In how many ways can the letters of the word ‘PERMUTATIONS’ be arranged if each word starts with P and ends with S?
Given: We have 12 letters
To Find: Number of words formed with Letter of the word ‘PERMUTATIONS.’
The formula used: The number of permutations of $n$ objects, where $p_{1}$ objects are of one kind, $\mathrm{p}_{2}$ are of the second kind, ..., $\mathrm{p}_{\mathrm{k}}$ is of $\mathrm{a} \mathrm{k}^{\text {th }}$ kind and the rest if any, are of a
different kind is $=\frac{n !}{p_{1} ! p_{2} ! \ldots \ldots \ldots \ldots p_{k} !}$
In the word 'PERMUTATIONS' we have $2 \mathrm{~T}$ 's.

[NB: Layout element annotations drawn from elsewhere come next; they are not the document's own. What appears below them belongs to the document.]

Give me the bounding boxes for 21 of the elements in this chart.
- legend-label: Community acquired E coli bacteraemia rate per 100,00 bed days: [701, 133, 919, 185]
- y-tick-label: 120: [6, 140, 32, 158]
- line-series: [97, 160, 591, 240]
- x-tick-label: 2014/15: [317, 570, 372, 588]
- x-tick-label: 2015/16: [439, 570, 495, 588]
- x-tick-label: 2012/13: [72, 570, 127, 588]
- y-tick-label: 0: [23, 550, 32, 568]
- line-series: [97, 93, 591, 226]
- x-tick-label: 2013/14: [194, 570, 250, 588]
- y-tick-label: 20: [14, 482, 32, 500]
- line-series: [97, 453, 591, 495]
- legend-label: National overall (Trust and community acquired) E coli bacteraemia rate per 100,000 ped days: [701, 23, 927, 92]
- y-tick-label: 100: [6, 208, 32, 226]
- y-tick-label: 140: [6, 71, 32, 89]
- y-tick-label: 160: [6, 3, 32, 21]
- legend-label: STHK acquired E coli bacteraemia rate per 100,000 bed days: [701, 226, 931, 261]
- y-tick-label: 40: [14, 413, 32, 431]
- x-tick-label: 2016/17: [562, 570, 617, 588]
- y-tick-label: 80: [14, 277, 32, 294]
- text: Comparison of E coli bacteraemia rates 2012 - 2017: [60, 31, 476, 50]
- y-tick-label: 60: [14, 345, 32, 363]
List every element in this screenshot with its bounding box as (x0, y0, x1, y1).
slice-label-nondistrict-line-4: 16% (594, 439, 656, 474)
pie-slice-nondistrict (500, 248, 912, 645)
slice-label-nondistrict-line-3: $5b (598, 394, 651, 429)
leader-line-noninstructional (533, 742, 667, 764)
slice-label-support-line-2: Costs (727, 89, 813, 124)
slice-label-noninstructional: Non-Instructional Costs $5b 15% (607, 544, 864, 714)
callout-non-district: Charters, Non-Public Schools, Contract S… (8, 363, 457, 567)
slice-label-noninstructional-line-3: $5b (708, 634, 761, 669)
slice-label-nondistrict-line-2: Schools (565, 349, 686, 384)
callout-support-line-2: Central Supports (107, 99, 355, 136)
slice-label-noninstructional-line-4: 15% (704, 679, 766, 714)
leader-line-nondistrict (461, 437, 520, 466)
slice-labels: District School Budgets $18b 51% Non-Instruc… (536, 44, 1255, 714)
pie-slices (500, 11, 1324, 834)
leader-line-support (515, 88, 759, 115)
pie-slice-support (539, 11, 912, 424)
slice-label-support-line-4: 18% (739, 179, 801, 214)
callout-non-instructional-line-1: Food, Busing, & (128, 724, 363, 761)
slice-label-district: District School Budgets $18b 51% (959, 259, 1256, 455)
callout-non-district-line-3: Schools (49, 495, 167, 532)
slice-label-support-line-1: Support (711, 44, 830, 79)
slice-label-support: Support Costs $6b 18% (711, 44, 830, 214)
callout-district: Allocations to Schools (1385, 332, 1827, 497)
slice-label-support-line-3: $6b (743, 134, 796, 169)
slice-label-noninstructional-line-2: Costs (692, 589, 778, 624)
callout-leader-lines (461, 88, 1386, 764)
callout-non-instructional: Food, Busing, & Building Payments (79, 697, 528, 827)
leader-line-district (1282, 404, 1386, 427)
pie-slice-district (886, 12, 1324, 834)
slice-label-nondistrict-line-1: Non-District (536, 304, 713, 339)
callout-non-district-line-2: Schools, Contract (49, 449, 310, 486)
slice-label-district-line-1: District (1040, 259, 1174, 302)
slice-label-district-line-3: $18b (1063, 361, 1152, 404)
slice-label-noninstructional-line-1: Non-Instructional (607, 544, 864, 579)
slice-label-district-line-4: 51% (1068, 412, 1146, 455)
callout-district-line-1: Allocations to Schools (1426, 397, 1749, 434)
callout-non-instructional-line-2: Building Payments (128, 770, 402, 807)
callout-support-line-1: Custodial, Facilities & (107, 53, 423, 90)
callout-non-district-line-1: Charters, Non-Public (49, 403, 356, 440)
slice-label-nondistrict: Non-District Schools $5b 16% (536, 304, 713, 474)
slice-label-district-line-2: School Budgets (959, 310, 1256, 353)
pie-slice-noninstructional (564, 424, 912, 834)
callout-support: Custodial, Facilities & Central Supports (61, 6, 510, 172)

We have to start the word with $\mathrm{P}$ and end it with $\mathrm{S}$, hence the first and last position is occupied with $P$ and $S$ respectively.
As two positions are occupied the remaining 10 positions are to be filled with 10 letters in which we have $2 \mathrm{~T}^{\prime} \mathrm{s}$.
NOTE:- Unless specified, assume that repetition is not allowed.
Let us represent the arrangement
Hence,
The first place is occupied by $P=1$ way
The last place $\left(12^{\text {th }}\right)$ is occupied by $S=1$ way
For the remaining 10 places:
Using the above formula
Where,
n=10
$\mathrm{p}_{1}=2$
$\Rightarrow \frac{10 !}{2 !}=1814400$
Total number of ways are $1 \times 1814400 \times 1=1814400$ ways.
In 1814400 ways the letters of the word 'PERMUTATIONS' can be arranged if each word starts with $P$ and ends with $S$.